Do this plenty of times until your dog is looking for the reward as soon as you give the cue.

Step 4 – Build on that association

Now you want to strengthen that association and very slowly add in distractions. Start small, step away from your dog and then use your recall cue, or wait until they’re looking away from you, over days build up to calling them across the room, or the garden if they’re getting better at it. You are looking for an instant response so if you don’t get that then go back a step and make it easier again.

If you have another person, practise going between the two of you, keeping everything fun and exciting, and turn it into a game. Once you know your dog is really making that connection and always responds, try doing it out on a walk, with them still on the lead or long line and when there aren’t too many distractions around.

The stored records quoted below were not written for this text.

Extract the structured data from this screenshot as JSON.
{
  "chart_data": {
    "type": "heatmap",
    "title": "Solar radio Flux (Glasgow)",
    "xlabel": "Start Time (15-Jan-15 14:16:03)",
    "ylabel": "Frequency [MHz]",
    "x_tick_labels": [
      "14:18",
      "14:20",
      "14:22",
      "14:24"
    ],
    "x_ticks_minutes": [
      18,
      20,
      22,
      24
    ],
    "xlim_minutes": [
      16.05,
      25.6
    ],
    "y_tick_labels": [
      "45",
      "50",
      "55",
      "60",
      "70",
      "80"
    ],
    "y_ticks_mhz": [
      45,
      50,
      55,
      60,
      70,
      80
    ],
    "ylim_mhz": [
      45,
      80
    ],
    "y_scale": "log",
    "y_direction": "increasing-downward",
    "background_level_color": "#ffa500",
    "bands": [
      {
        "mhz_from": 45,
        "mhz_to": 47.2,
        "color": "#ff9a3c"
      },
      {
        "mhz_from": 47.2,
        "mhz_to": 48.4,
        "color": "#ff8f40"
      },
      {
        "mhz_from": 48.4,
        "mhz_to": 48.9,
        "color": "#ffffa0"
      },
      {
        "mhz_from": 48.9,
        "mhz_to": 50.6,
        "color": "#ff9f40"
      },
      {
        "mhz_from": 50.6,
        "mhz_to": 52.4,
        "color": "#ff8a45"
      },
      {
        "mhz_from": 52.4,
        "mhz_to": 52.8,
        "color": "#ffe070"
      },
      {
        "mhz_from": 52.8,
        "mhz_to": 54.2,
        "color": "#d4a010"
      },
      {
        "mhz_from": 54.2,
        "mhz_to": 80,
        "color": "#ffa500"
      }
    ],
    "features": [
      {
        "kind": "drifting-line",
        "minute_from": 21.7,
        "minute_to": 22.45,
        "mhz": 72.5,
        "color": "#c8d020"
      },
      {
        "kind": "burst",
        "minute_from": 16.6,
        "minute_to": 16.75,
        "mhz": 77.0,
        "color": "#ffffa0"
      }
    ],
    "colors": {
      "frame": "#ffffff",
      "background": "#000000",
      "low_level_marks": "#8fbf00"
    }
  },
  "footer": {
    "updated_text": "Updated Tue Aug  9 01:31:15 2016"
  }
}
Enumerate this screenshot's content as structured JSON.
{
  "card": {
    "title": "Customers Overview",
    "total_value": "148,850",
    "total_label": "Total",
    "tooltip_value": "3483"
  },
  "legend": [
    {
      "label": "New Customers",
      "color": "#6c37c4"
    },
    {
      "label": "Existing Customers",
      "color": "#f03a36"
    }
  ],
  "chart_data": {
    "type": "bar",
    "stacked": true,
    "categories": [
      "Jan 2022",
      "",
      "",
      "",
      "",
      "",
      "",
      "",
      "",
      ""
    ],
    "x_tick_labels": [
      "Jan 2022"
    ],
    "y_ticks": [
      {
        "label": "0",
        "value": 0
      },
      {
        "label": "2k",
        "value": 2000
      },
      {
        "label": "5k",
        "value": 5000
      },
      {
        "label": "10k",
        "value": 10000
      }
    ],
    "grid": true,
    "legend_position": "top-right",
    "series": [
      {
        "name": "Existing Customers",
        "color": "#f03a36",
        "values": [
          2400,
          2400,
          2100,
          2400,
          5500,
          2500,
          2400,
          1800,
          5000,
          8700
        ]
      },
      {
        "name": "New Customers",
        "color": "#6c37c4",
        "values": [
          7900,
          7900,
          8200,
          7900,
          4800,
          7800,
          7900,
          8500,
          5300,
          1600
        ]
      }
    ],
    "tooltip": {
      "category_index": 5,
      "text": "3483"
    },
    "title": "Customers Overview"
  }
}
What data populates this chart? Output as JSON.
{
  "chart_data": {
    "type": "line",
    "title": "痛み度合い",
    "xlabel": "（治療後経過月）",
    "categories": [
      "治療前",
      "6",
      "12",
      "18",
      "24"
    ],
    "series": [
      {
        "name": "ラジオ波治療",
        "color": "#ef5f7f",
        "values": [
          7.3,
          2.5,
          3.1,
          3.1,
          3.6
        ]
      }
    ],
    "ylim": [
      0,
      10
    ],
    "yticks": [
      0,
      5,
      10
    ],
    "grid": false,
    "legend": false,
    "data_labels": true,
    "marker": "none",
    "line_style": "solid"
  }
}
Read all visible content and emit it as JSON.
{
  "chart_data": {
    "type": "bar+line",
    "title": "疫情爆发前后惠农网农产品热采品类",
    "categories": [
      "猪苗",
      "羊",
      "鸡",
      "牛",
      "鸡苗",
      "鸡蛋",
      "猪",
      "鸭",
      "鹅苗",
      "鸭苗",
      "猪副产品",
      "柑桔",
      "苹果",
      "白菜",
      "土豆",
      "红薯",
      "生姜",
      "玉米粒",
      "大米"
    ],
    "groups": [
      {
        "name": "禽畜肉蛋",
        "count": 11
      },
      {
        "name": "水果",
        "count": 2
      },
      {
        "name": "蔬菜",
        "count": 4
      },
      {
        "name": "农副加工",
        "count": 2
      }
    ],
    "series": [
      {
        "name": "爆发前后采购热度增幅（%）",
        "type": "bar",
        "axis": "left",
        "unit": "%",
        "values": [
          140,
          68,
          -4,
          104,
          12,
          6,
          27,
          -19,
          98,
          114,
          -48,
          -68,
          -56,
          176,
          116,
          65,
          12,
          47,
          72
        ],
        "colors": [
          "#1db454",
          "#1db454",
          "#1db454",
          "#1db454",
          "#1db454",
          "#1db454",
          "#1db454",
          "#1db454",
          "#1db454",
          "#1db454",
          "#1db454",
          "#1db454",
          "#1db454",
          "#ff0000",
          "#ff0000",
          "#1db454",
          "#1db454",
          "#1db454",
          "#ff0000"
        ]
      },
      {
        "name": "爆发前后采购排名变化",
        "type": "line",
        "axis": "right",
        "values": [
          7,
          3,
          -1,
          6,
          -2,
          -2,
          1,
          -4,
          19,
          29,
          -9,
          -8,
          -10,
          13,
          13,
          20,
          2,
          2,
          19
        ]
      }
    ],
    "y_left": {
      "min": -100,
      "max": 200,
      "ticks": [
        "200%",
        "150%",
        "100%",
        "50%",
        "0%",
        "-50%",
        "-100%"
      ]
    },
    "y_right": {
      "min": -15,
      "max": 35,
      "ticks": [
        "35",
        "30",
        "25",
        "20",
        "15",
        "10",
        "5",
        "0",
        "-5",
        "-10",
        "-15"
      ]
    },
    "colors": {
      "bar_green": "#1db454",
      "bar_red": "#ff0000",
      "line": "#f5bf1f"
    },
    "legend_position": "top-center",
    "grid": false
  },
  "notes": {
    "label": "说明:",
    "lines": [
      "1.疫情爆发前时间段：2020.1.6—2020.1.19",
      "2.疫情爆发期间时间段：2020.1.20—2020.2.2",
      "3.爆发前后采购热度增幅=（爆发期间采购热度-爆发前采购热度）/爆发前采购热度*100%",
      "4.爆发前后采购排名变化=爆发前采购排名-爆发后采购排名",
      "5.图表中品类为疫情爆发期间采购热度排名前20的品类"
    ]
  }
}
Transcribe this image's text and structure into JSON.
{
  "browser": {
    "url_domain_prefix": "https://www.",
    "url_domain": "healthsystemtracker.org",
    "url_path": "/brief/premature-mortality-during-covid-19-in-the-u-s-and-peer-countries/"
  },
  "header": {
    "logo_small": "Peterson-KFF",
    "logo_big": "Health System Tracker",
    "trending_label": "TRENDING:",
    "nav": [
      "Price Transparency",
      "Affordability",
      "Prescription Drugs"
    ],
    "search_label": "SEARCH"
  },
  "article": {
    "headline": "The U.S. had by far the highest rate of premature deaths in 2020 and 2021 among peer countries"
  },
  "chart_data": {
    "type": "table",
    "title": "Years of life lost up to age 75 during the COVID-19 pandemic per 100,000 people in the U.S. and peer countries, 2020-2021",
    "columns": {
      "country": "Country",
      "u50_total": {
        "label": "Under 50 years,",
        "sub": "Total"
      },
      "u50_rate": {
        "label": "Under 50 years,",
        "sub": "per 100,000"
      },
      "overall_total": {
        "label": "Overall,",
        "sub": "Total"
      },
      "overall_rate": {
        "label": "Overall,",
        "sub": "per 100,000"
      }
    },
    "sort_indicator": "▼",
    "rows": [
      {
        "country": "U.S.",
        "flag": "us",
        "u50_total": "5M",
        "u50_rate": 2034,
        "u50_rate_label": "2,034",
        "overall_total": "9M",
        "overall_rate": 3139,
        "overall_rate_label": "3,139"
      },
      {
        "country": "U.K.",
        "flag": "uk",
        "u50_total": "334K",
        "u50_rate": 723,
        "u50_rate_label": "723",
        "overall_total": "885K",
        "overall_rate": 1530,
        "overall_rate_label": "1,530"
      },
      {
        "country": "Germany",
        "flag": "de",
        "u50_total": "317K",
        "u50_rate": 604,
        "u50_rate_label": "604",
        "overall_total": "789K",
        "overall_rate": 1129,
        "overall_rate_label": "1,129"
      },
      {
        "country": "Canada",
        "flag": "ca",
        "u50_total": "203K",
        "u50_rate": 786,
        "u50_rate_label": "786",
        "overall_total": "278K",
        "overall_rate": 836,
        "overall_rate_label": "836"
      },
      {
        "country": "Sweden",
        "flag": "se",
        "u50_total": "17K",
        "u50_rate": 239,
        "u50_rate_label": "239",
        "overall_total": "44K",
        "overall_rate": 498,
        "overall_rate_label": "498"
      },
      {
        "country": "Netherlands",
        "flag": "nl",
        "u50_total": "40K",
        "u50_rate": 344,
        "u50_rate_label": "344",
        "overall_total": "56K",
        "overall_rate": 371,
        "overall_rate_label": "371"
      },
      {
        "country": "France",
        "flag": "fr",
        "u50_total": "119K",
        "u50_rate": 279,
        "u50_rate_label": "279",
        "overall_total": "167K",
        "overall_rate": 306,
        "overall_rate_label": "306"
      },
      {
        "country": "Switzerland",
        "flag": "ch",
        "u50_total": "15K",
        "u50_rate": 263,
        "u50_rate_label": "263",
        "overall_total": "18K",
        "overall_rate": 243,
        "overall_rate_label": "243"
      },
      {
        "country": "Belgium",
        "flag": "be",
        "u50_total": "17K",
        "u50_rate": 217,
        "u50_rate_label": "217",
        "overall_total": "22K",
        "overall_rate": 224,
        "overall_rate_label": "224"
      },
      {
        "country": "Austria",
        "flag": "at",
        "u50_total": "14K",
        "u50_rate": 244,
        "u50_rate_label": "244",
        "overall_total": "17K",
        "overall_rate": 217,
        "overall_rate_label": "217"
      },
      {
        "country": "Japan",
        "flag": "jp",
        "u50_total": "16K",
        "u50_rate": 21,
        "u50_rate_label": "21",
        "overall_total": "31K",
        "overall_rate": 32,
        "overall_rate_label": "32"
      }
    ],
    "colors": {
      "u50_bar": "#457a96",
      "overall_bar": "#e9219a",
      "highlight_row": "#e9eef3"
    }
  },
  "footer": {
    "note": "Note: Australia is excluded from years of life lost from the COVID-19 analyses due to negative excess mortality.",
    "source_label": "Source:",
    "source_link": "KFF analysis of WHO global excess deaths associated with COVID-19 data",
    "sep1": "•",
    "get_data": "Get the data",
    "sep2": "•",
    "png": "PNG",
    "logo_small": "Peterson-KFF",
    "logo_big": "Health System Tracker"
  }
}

Happy senior golden retriever

Step 5 – Practice

Keep practising outdoors but on lead, long line or in a secure area, when your dog is responding really well, add in distractions. Use the recall game between two or more people and keep the rewards exciting and fun. Build up until you can say your cue word even when something really interesting is going on and your dog will still turn and pay attention to you.

Step 6 – Off the lead

Once you know you get a response every time you use your recall cue, you can try it off lead. Make sure you are in a safe situation where you are comfortable and confident, preferably somewhere your dog knows well too. Don’t wait for an emergency or for your dog to be really distracted, set them up for success. Recall your dog and reward them, this is a really good time to use a game if your dog finds that rewarding, then let them go back to explore. You don’t want your dog to associate coming back with being put on the lead and the end of their walk, so practise the recall plenty throughout the walk.

Step 7 – Checking in

This is not a recall step so much as a tip, but it’s something that will really help your recall. Checking in is just rewarding your dog every time they come back or look to you of their own choice on a walk. This not only strengthens your bond and makes you rewarding to be close to, it encourages them to know where you are at all times so when you do recall them, they know exactly where to go.

Step 8 – Using your recall

Some people will choose to stop rewarding the recall once they have practised off lead for a while and their dog is coming back reliably. | would suggest that you continue to reward it sometimes, even just with a game or toy, and there’s nothing wrong with rewarding all or most of the time. Because recall is so important and keeps your dog safe, it is a good idea to keep practising and make sure your dog is motivated, especially reward them if they have come away from something they really like.

Bright eyed Jack Russell terrier


What if your recall isn’t perfect and your dog slips their collar? Or you thought it was time to practise off lead but now they’re not coming back?

First of all don’t get angry at yourself or them, mistakes happen!

Getting your dogs’ attention and interest is the key here and you have loads of options, from dancing and singing to running in the opposite direction shouting their name or favourite word. My favourite is to throw yourself on the ground and wave your arms and legs around. You may look silly but chances are it’ll be so strange you’ll suddenly be the most interesting thing around and your dog will want to come and see what you’re doing!

An option for more nervous dogs that might find that scary is to crouch down and act really interested in the ground, use your hands and rummage the grass or play with stones, anything to make it look like something is there that they might like too. This is good if the dog is close but not wanting to be caught.

Once you have the dog back, don’t punish them, just make sure they’re securely back on their lead and practise their recall more until letting them off again.

In conclusion: be safe, be consistent, have fun – and happy walking!